The extraordinary Council of Energy Ministers of the European Union reached yesterday in Brussels a political agreement establishing a market correction mechanism to protect citizens and the economy against excessively high prices. The regulation agreed by the ministers aims to limit excessive gas prices in the EU that do not reflect international market prices, while ensuring the security of energy supply and the stability of financial markets.
The correction mechanism will be triggered automatically, for a period of twenty days, in the event that the gas price exceeds €180 per megawatt-hour (MWh) or exceeds the average reference price of liquefied natural gas on international markets by €35 for three consecutive working days, the EU said. The mechanism will apply from February 15, 2023, for a period of one year. The agreement contains safeguards to be able to deactivate the price ceiling in case of supply problems or risks to financial stability, among other adjustments.
“Finally! We have just reached an agreement to establish a mechanism to facilitate a correction of natural gas prices if they shoot up again,” Ribera stated via her official Twitter account. This mechanism, she continued, “will protect household and industry bills from soaring energy costs” and allow “Europe to take a stand against speculative market behavior.”
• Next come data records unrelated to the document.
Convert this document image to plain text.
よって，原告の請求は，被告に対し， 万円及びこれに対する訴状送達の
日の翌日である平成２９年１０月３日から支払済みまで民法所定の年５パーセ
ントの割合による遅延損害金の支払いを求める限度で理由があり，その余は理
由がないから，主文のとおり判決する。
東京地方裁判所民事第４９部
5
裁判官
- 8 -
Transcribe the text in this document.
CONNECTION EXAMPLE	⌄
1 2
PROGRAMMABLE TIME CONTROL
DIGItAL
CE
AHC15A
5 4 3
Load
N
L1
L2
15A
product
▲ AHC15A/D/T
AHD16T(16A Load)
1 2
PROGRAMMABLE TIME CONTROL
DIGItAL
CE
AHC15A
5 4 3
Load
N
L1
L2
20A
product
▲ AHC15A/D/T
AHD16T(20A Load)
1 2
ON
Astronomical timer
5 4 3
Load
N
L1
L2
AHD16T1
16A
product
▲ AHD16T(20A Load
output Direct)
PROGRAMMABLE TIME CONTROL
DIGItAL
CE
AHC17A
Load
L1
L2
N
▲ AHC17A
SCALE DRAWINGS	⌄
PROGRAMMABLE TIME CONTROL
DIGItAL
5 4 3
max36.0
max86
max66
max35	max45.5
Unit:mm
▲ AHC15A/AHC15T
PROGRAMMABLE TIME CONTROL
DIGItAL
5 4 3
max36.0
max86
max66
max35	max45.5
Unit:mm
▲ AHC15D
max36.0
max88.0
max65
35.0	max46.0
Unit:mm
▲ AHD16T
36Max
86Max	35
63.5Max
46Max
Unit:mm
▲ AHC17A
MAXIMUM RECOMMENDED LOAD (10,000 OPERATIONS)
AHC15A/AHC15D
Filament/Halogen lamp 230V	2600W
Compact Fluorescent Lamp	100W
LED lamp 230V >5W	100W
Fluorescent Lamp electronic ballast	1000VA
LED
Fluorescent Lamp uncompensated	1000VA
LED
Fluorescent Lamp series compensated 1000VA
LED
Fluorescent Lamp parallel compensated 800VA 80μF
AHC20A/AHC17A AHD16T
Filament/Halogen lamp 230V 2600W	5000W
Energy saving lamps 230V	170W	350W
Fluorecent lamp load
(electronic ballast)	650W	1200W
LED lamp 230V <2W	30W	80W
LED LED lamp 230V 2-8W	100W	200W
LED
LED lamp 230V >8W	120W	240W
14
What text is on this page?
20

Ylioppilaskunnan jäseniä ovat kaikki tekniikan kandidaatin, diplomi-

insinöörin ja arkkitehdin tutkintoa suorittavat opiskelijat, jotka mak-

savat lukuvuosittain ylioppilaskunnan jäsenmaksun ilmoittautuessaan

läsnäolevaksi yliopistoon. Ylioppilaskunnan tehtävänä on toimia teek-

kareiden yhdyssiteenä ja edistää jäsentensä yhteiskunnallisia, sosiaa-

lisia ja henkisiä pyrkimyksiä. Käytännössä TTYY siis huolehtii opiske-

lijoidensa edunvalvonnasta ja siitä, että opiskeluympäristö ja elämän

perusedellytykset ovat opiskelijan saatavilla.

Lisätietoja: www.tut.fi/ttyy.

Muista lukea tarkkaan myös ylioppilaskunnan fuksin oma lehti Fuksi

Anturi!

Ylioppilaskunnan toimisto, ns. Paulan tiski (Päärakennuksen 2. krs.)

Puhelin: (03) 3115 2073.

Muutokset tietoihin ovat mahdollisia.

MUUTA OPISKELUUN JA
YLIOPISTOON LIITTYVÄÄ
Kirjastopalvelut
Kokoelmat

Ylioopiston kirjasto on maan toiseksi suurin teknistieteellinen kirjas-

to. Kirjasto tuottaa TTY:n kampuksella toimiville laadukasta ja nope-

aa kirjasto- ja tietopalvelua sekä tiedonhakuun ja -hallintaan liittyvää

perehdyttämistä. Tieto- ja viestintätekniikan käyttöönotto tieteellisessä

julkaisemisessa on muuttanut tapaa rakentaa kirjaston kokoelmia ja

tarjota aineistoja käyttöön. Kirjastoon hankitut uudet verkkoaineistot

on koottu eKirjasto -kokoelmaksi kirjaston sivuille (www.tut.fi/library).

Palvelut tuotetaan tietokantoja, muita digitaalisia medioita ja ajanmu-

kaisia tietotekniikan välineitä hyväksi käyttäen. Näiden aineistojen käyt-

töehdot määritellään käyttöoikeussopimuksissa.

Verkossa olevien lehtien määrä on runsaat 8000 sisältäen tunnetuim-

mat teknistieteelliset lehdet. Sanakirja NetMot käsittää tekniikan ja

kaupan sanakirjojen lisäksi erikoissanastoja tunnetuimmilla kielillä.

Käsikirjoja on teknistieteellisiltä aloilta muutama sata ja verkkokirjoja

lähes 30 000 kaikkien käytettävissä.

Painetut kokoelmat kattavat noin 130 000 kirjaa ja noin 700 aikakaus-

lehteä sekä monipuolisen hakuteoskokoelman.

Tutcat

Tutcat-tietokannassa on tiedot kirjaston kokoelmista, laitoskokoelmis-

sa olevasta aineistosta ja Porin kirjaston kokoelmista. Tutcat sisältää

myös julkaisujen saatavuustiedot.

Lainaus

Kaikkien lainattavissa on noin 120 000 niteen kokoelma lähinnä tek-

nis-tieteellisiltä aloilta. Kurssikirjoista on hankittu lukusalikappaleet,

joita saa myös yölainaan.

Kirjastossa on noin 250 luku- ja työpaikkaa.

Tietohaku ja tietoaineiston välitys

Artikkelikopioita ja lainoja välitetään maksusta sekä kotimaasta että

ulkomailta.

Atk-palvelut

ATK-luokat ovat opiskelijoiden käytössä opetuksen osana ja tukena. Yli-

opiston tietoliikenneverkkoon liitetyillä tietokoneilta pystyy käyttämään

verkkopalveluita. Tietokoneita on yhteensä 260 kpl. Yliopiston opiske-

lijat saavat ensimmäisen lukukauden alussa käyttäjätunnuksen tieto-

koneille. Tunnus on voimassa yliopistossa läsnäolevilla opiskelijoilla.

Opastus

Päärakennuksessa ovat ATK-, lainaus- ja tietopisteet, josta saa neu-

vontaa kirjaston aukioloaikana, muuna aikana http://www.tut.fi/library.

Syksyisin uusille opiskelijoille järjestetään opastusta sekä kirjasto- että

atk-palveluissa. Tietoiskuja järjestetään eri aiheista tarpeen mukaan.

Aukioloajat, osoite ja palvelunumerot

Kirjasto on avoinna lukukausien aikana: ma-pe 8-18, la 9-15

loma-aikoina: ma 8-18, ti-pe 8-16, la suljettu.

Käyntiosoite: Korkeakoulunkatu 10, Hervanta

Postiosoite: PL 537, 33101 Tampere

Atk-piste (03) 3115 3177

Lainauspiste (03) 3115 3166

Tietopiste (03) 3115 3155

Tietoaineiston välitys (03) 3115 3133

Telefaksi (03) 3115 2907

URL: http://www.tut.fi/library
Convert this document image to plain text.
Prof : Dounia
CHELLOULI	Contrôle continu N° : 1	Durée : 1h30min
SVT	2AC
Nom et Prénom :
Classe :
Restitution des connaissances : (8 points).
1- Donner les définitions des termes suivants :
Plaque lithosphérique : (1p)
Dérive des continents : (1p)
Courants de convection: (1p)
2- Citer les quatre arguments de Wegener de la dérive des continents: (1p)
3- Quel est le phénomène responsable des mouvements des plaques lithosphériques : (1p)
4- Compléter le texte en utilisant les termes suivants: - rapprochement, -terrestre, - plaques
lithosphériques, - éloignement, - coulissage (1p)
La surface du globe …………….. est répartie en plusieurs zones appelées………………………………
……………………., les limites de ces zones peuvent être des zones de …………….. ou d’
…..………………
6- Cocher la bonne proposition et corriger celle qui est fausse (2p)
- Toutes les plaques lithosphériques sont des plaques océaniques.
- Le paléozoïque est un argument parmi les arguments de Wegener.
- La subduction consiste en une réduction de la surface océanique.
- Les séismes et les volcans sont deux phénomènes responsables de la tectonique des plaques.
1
“It has been an intense but very positive day,” the vice-president told journalists at the end of the meeting. “We have been asking for almost a year to be able to develop a joint platform system, to be able to set a reference, to give a signal to the markets about what is the maximum price that Europe is willing to pay for gas above the average price of international markets, but not just any price,” she recalled. “Today we have managed to agree on this gas market correction system for exceptional situations where gas rises to such a level that it distances itself enormously from the average price on the international markets,” she celebrated.
“We have reached an important agreement that will protect citizens from escalating energy prices,” said, for his part, Czech Minister of Industry and Trade Jozef Síkela, whose country holds the rotating Presidency of the EU Council. “We will establish a realistic and effective mechanism, including the necessary safeguards that will steer us away from risks to security of supply and the stability of financial markets,” he continued. “Once again, we have shown that the EU is united and will not allow anyone to use energy as a weapon,” he added.
The agreement is the direct result of the mandate approved last December 15 in Brussels by the European Council for energy ministers to reach a final agreement on the gas price cap. At the end of that meeting, the President of the Government, Pedro Sánchez, recalled that, at the European Council last October, a mandate had already been given to the Commission and the Council “to immediately limit episodes of excessive natural gas prices”. However, after two months, and in the absence of definitive results following last Tuesday’s Extraordinary Energy Council, European leaders decided to approve a new mandate that would include clear guidance on the key elements of the package, such as, for example, the concept of “excessive price”.